Case in point – it is quite clear that the mobile phone is soon going to become the new credit card, and that security has to be built into such a device and not as an add-on that the user is responsible for installing.

This does not mean, however, that enterprises will not continue to have the ultimate responsibility for the security and compliance of both their own information, and any customer data, such as in the case of loss of information or the violation of compliance requirements.

It means that corporations will have to establish new relationships of trust with their cloud computing vendors. As Ronald Reagan once crisply stated, “Trust, but verify.” In fact, this is not a new concept as most large organisations developed the means to audit their outsourcers and suppliers years ago, and already calculate the risks they may present.

The difference is that such an audit process can now be more automated.
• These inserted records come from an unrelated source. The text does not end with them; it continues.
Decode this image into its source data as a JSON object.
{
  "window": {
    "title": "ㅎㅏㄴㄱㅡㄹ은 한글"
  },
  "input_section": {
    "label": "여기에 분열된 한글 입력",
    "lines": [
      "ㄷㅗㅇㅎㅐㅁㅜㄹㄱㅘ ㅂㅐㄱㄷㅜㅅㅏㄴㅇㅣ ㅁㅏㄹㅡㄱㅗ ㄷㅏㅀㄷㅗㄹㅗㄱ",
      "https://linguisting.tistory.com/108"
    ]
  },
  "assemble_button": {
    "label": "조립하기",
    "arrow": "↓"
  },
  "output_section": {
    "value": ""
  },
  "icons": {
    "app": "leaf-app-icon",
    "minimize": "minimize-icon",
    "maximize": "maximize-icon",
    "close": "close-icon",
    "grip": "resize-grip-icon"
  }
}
The Cloud Security Alliance has emerged as a grassroots global effort to equip corporations with the guidelines and best practices to conduct cloud security audits.

Naturally, such a transition will not happen overnight. To stay relevant, security vendors have to retool their current offerings to adapt them to this new environment, and needless to say, this is not an easy task, and new security companies will emerge to rise to the opportunity.

In the meantime, as the entire enterprise computing industry continues its consolidation and move to the cloud at an accelerated pace, corporations will be faced with infrastructure and applications becoming obsolete and becoming very difficult to secure. We will need to learn, to paraphrase Adrian Secombe, a founder of the Jericho Forum, “what to cloud or not to cloud.”

The bottom line: It is going to be harder before it gets better. Yet we are beginning to see the light at the end of this dark tunnel at the dawn of this new computing era.